Ficha

Versión en español

Course: 2019/2020

Data Processing

(14311)

Master in Telecomunications Engineering (Plan: 171 - Estudio: 227)

EPI

Coordinating teacher: ARENAS GARCIA, JERONIMO

Department assigned to the subject: Signal and Communications Theory Department

Type: Compulsory

ECTS Credits: 6.0 ECTS

Course: 1º

Semester: 1º

Requirements (Subjects that are assumed to be known)

This is a first term course, so no other courses of the Master programme are key for this course. However, it is highly desirable that students are familiarized with basic concepts from statistics.

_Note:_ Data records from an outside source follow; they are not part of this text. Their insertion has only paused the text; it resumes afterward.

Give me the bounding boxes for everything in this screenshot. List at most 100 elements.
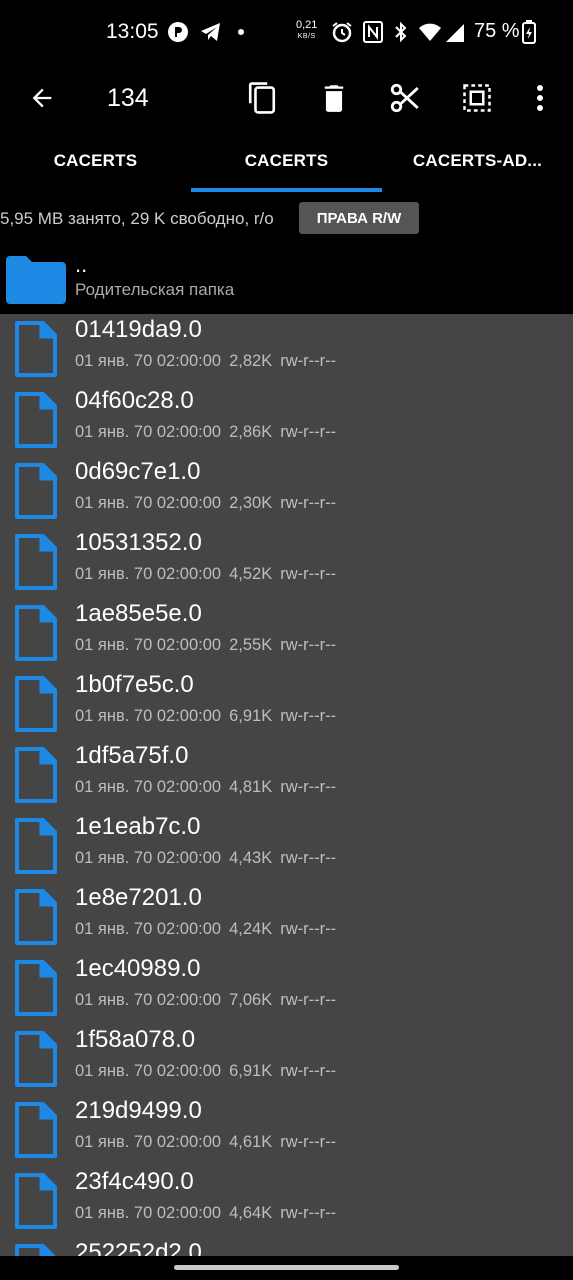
cut-icon — [390, 83, 419, 113]
file-row[interactable]: 23f4c490.0 01 янв. 70 02:00:00 4,64K rw-r--… — [0, 1166, 573, 1237]
file-row[interactable]: 1e8e7201.0 01 янв. 70 02:00:00 4,24K rw-r--… — [0, 882, 573, 953]
file-meta: 01 янв. 70 02:00:00 2,86K rw-r--r-- — [75, 423, 344, 442]
file-name: 1df5a75f.0 — [75, 742, 189, 769]
selected-count: 134 — [107, 84, 149, 112]
file-icon — [14, 1172, 58, 1235]
file-permissions: rw-r--r-- — [280, 849, 337, 867]
delete-icon — [324, 85, 344, 112]
tab-cacerts-active[interactable]: CACERTS — [191, 138, 382, 184]
file-name: 252252d2.0 — [75, 1239, 202, 1256]
select-all-icon — [463, 84, 491, 112]
wifi-icon — [418, 20, 442, 44]
file-icon — [14, 959, 58, 1022]
back-button[interactable] — [16, 72, 68, 124]
file-icon — [14, 320, 58, 383]
file-icon — [14, 1030, 58, 1093]
navigation-bar — [0, 1256, 573, 1280]
file-icon — [14, 888, 58, 951]
file-date: 01 янв. 70 02:00:00 — [75, 1133, 222, 1151]
file-meta: 01 янв. 70 02:00:00 6,91K rw-r--r-- — [75, 707, 344, 726]
file-date: 01 янв. 70 02:00:00 — [75, 636, 222, 654]
file-size: 6,91K — [229, 707, 273, 725]
tab-cacerts-1[interactable]: CACERTS — [0, 138, 191, 184]
file-size: 2,82K — [229, 352, 273, 370]
file-icon — [14, 462, 58, 525]
parent-folder-row[interactable]: .. Родительская папка — [0, 244, 573, 314]
file-icon — [14, 391, 58, 454]
file-size: 4,52K — [229, 565, 273, 583]
file-name: 01419da9.0 — [75, 316, 202, 343]
file-row[interactable]: 0d69c7e1.0 01 янв. 70 02:00:00 2,30K rw-r--… — [0, 456, 573, 527]
storage-info-text: 5,95 MB занято, 29 K свободно, r/o — [0, 209, 274, 228]
file-row[interactable]: 04f60c28.0 01 янв. 70 02:00:00 2,86K rw-r--… — [0, 385, 573, 456]
file-row[interactable]: 1ae85e5e.0 01 янв. 70 02:00:00 2,55K rw-r--… — [0, 598, 573, 669]
file-size: 4,61K — [229, 1133, 273, 1151]
file-meta: 01 янв. 70 02:00:00 4,64K rw-r--r-- — [75, 1204, 344, 1223]
rw-permissions-button[interactable]: ПРАВА R/W — [299, 202, 419, 234]
file-permissions: rw-r--r-- — [280, 920, 337, 938]
file-meta: 01 янв. 70 02:00:00 2,82K rw-r--r-- — [75, 352, 344, 371]
copy-button[interactable] — [236, 72, 288, 124]
file-meta: 01 янв. 70 02:00:00 7,06K rw-r--r-- — [75, 991, 344, 1010]
more-vert-icon — [537, 85, 543, 111]
file-permissions: rw-r--r-- — [280, 352, 337, 370]
file-row[interactable]: 10531352.0 01 янв. 70 02:00:00 4,52K rw-r--… — [0, 527, 573, 598]
file-date: 01 янв. 70 02:00:00 — [75, 920, 222, 938]
file-date: 01 янв. 70 02:00:00 — [75, 352, 222, 370]
file-row[interactable]: 1df5a75f.0 01 янв. 70 02:00:00 4,81K rw-r--… — [0, 740, 573, 811]
action-toolbar: 134 — [0, 64, 573, 132]
telegram-icon — [199, 20, 223, 44]
more-options-button[interactable] — [514, 72, 566, 124]
file-name: 1e8e7201.0 — [75, 884, 202, 911]
network-speed-value: 0,21 — [296, 19, 318, 31]
select-all-button[interactable] — [451, 72, 503, 124]
file-date: 01 янв. 70 02:00:00 — [75, 849, 222, 867]
file-date: 01 янв. 70 02:00:00 — [75, 707, 222, 725]
tab-cacerts-added[interactable]: CACERTS-AD... — [382, 138, 573, 184]
file-row[interactable]: 219d9499.0 01 янв. 70 02:00:00 4,61K rw-r--… — [0, 1095, 573, 1166]
gesture-handle[interactable] — [174, 1265, 399, 1270]
file-size: 4,43K — [229, 849, 273, 867]
bluetooth-icon — [392, 20, 410, 44]
alarm-icon — [330, 20, 354, 44]
file-row[interactable]: 1b0f7e5c.0 01 янв. 70 02:00:00 6,91K rw-r--… — [0, 669, 573, 740]
file-name: 1ae85e5e.0 — [75, 600, 202, 627]
file-meta: 01 янв. 70 02:00:00 2,55K rw-r--r-- — [75, 636, 344, 655]
file-permissions: rw-r--r-- — [280, 707, 337, 725]
file-name: 1f58a078.0 — [75, 1026, 196, 1053]
file-row[interactable]: 01419da9.0 01 янв. 70 02:00:00 2,82K rw-r--… — [0, 314, 573, 385]
file-date: 01 янв. 70 02:00:00 — [75, 778, 222, 796]
file-row[interactable]: 1e1eab7c.0 01 янв. 70 02:00:00 4,43K rw-r--… — [0, 811, 573, 882]
file-size: 7,06K — [229, 991, 273, 1009]
file-date: 01 янв. 70 02:00:00 — [75, 494, 222, 512]
file-icon — [14, 604, 58, 667]
delete-button[interactable] — [308, 72, 360, 124]
dot-icon — [236, 20, 246, 44]
file-name: 1e1eab7c.0 — [75, 813, 201, 840]
file-date: 01 янв. 70 02:00:00 — [75, 991, 222, 1009]
file-size: 4,24K — [229, 920, 273, 938]
file-row[interactable]: 1ec40989.0 01 янв. 70 02:00:00 7,06K rw-r--… — [0, 953, 573, 1024]
folder-icon — [6, 254, 66, 309]
back-arrow-icon — [32, 88, 52, 108]
status-time: 13:05 — [106, 20, 159, 43]
file-icon — [14, 1243, 58, 1256]
file-name: 04f60c28.0 — [75, 387, 194, 414]
file-permissions: rw-r--r-- — [280, 1133, 337, 1151]
file-meta: 01 янв. 70 02:00:00 6,91K rw-r--r-- — [75, 1062, 344, 1081]
file-meta: 01 янв. 70 02:00:00 4,24K rw-r--r-- — [75, 920, 344, 939]
file-list[interactable]: 01419da9.0 01 янв. 70 02:00:00 2,82K rw-r--… — [0, 314, 573, 1256]
file-permissions: rw-r--r-- — [280, 991, 337, 1009]
file-date: 01 янв. 70 02:00:00 — [75, 1062, 222, 1080]
file-name: 23f4c490.0 — [75, 1168, 194, 1195]
file-size: 6,91K — [229, 1062, 273, 1080]
network-speed: 0,21 KB/S — [296, 20, 317, 42]
cut-button[interactable] — [379, 72, 431, 124]
parent-folder-name: .. — [75, 252, 88, 277]
file-permissions: rw-r--r-- — [280, 1062, 337, 1080]
file-permissions: rw-r--r-- — [280, 423, 337, 441]
copy-icon — [248, 82, 276, 114]
file-row[interactable]: 252252d2.0 — [0, 1237, 573, 1256]
file-row[interactable]: 1f58a078.0 01 янв. 70 02:00:00 6,91K rw-r--… — [0, 1024, 573, 1095]
app-notification-icon — [166, 20, 190, 44]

ObjectivesFurther information on this link

After this course students will understand the principles underlying the general regression, classification and data analysis problems, and will become familiarized with the different approaches for dealing with them. Students will learn that, for the correct understanding of these problems, it is necessary to master three basic probability theory elements: 1) the likelihood, 2) the difference between a priori and a posteriori uncertainty, and 3) Bayes' Theorem. From a practical point of view, students will be presented different approaches for learning from data to solve these problems: non-parametric techniques, methods based on empirical risk minimization, or those that follow Bayesian principles. More specifically, the following list summarizes the main objectives of this course, enumerated as competences to be acquired by the students: - knowledge of the theoretic principles underlying several of the most important techniques for learning from data. - ability to apply such techniques on real problems, and to extract results and conclusions. - understanding of classic methods for estimation and classifications, and skills for their correct application. - ability to use machine learning tools - knowledge of other data analysis problems, like topic modeling or recommendations systems

Description of contents: programme

Unit 0: Introduction to data processing Unit 1: Regression 1.1. The regression problem 1.2. Non-parametric regression: k-NN 1.3. Linear and polynomial least squares regression 1.4. Bayesian regression Unit 2: Classification 2.1. Classification problema 2.2. Non-parametric methods: k-NN 2.3. Logistic regression 2.4. Neural Networks Unit 3: Data clustering 3.1. k-means clustering 3.2. Spectral clustering Unit 4: Topic models 4.1. Text analysis 4.2. Latent Dirichlet Allocation

Learning activities and methodology

LECTURES AND PRACTICAL SESSIONS Theory sessions consist of lectures in which the basic concepts of the course will be introduced, illustrating them with a large number of examples. Exercises and problems similar to those to be proposed in the exam will also be solved along the course. LAB SESSIONS Sessions in which students will apply the concepts presented in the course with the help of a computer. Students will deal with real data analysis problems, and will have to evaluate the performance of the implemented systems

Assessment System

During the ordinary period, students will be graded according to:

* Continuous assessment: 70%:
   - Classification or regression challenge: 25%
   - Data analysis project: 25%
   - Intermediate assessment of the regression block: 10%
   - Intermediate assessment of the classification block: 10%

* Final assessment: 30%:
   - Theory exam: 10 %
   - Laboratory test: 20 %.

The intermediate assessments of the regression and classification blocks can be recovered during the final exam. Furthermore, students will have the option of a final assessment over 60% of the total mark; in this case, the final score will be multiplied by the corresponding correcting factor.

The extraordinary call will consist of three parts: data analysis project, theory exam and lab exam. The student can preserve the score obtained during the ordinary call, for the extraordinary call. However, the attendance of any of these tests on the extraordinary call implies the automatic withdrawal of the corresponding score from the ordinary call

The challenge will not be celebrated during the extraordinary call. The student can keep the mark of the challenge from the ordinary call, or discard it. In the latter case, the final grade will be computed as follows:

- Data analysis project (40 %)
- Lab test (30 %)
- Theory test (30 %)

% end-of-term-examination 30
% of continuous assessment (assigments, laboratory, practicals...) 70

Basic Bibliography

C. E. Rasmussen. Gaussian Processes for Machine Learning. MIT Press. 2006
R. O. Duda, P. E. Hart, D. G. Stork. Pattern Classification (2nd ed.). Wiley Interscience. 2001

Electronic Resources *

Jesús Cid Sueiro, Jerónimo Arenas García · Introductory Notebooks on Machine Learning topics. : https://github.com/ML4DS/ML4all

Additional Bibliography

C. M. Bishop. Pattern Recognition and Machine Learning. Springer. 2006

(*) Access to some electronic resources may be restricted to members of the university community and require validation through Campus Global. If you try to connect from outside of the University you will need to set up a VPN

The course syllabus may change due academic events or other reasons.